PEKERIS, CHAIM LEIB (1908–1993), mathematician. Born in Alytus, Lithuania, Pekeris immigrated to the United States in his late teens. He did research at the Massachusetts Institute of Technology from 1936 to 1940, and from 1941 to 1946 headed the mathematics-physics group in the war research division at Columbia University. After two years at the Institute for Advanced Study at Princeton, he went to Israel in 1948, to establish the department of applied mathematics at the Weizmann Institute of Science.
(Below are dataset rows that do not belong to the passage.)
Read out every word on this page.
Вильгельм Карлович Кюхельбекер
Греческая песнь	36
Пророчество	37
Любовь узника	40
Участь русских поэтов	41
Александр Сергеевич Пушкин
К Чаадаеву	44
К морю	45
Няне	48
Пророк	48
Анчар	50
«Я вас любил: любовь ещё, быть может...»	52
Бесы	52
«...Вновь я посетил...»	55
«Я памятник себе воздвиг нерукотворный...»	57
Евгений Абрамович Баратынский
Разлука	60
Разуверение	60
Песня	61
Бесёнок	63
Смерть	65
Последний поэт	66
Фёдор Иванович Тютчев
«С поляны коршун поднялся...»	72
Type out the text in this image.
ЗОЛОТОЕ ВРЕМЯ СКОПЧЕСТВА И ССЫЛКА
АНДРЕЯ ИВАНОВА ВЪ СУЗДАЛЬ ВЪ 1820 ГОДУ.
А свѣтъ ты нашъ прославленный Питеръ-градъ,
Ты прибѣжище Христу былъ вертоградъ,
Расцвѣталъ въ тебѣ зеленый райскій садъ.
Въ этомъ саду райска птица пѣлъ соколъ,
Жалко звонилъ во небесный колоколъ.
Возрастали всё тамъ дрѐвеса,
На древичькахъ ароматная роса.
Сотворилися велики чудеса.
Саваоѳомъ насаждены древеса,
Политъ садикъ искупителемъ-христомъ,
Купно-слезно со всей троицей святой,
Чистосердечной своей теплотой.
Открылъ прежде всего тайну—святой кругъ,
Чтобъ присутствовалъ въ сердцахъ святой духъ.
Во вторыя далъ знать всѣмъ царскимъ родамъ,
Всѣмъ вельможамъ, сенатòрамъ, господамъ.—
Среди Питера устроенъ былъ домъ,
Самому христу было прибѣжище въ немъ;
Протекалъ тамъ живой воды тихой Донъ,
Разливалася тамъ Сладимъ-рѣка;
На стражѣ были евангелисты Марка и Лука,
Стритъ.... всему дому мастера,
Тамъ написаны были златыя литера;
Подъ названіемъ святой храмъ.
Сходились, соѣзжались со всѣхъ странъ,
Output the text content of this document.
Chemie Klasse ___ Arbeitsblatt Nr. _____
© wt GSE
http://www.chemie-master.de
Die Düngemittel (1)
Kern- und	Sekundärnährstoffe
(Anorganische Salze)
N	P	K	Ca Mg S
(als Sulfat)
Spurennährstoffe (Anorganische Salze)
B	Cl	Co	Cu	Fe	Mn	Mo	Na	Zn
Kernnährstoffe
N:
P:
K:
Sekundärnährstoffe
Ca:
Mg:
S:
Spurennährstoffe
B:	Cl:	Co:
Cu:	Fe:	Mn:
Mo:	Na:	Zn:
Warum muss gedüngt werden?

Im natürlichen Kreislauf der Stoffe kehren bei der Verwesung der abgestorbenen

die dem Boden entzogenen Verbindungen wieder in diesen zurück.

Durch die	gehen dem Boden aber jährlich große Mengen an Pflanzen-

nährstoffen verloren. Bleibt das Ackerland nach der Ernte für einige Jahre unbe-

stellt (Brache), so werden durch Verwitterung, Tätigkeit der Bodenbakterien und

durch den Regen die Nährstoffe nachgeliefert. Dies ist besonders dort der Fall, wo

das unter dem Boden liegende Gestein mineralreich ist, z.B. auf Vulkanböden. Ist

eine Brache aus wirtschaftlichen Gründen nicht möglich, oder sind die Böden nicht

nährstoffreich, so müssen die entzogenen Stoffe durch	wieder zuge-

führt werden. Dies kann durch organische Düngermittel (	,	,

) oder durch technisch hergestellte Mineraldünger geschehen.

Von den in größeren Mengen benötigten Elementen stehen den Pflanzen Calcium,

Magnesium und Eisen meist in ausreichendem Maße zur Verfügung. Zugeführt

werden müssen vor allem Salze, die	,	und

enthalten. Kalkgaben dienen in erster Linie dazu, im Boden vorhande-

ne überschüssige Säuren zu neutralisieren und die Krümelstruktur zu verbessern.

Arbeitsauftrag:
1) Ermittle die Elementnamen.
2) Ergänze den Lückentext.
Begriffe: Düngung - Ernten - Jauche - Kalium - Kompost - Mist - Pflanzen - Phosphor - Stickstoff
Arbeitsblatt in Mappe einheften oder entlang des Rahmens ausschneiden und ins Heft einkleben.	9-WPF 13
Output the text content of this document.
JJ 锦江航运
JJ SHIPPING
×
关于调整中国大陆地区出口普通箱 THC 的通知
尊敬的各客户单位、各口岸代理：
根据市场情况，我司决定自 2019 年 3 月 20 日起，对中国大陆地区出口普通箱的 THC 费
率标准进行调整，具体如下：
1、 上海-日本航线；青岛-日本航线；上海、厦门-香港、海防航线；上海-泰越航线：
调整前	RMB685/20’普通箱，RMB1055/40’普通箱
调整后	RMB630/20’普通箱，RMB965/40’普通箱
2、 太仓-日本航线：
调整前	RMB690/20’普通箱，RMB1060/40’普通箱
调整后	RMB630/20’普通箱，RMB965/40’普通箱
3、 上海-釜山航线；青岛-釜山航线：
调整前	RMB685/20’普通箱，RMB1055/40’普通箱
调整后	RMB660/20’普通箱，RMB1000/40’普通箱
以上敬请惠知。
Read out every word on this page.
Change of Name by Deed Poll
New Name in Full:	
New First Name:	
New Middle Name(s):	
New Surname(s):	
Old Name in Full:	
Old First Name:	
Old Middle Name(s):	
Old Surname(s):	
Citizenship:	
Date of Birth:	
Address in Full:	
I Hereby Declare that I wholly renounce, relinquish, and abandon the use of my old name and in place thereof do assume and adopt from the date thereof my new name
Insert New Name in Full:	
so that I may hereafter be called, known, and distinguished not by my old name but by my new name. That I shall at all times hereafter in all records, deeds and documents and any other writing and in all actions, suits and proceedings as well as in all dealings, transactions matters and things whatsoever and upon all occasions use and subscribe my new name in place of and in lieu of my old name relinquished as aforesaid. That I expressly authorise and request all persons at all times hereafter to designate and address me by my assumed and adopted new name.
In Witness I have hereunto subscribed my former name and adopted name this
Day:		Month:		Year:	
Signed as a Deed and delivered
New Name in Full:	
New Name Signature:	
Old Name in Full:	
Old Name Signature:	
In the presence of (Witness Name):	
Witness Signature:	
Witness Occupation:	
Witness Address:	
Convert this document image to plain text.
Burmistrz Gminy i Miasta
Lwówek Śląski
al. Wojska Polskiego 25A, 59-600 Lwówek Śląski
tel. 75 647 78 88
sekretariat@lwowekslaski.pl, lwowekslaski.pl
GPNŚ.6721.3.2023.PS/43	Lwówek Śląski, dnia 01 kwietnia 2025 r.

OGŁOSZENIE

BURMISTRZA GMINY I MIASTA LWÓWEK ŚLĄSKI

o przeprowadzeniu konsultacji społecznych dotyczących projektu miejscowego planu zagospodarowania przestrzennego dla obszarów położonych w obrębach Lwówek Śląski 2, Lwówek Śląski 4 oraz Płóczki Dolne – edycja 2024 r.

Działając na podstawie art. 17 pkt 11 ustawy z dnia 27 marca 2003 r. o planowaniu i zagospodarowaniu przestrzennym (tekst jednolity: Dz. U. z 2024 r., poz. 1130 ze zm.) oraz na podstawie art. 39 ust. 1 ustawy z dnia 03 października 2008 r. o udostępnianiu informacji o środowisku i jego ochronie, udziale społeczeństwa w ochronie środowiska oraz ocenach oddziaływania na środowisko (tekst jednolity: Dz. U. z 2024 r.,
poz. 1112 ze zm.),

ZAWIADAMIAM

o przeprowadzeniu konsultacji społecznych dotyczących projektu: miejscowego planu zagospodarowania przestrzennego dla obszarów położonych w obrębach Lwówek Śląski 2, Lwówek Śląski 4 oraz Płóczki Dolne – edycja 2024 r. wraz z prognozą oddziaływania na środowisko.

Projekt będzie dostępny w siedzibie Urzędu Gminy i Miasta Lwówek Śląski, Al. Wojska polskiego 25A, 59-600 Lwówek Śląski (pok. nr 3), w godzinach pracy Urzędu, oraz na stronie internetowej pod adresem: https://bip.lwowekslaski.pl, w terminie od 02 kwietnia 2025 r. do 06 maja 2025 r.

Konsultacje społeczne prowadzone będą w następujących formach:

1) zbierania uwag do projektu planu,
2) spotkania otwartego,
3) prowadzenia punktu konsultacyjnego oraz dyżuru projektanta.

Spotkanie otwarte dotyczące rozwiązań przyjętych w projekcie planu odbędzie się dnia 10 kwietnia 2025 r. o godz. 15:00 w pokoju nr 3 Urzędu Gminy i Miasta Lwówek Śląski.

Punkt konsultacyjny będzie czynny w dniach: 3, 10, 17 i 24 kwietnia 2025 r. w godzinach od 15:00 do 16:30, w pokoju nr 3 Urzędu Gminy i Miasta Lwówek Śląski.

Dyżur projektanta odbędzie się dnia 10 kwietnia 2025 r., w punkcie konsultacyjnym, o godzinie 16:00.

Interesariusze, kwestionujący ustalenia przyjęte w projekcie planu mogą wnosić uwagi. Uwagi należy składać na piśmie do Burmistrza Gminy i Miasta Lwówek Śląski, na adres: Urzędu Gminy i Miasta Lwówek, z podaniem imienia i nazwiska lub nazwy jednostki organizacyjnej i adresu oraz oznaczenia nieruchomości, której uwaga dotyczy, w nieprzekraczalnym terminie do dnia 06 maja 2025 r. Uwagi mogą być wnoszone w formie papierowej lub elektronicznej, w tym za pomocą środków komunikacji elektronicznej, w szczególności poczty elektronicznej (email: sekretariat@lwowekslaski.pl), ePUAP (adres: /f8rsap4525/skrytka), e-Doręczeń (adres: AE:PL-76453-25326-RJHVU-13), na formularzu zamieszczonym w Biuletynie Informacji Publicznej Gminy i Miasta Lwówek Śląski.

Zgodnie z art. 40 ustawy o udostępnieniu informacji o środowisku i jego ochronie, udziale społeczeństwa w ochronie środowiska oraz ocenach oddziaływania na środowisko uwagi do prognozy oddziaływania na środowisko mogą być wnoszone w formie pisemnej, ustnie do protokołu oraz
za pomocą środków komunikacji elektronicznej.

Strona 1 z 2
Under his direction, an eight-year gravimetrical and seismic mapping survey of the country was undertaken, and methods of prospecting were developed which laid the basis for Israel's petroleum-boring programs.

Pekeris' own main interests were the internal constitution of the earth, including the study of the origin and nature of earthquakes, theoretical seismology, the calculation of ocean tides, and the way fluids flow through pipes and around obstacles.

[Julian Louis Meltzer]

Pekeris' work has gained for him a number of distinguished honors outside Israel. In 1971 he was elected foreign and honorary member of the American Academy of Arts and Sciences. In 1974 he was awarded the Vetlesen Prize – also known as the Nobel Prize of the earth sciences – and in 1980 was the recipient of the coveted Gold Medal of the Royal Astronomical Society, previous members of which include Einstein and Eddington. Also in 1980 he was awarded the Israel Prize for the exact sciences.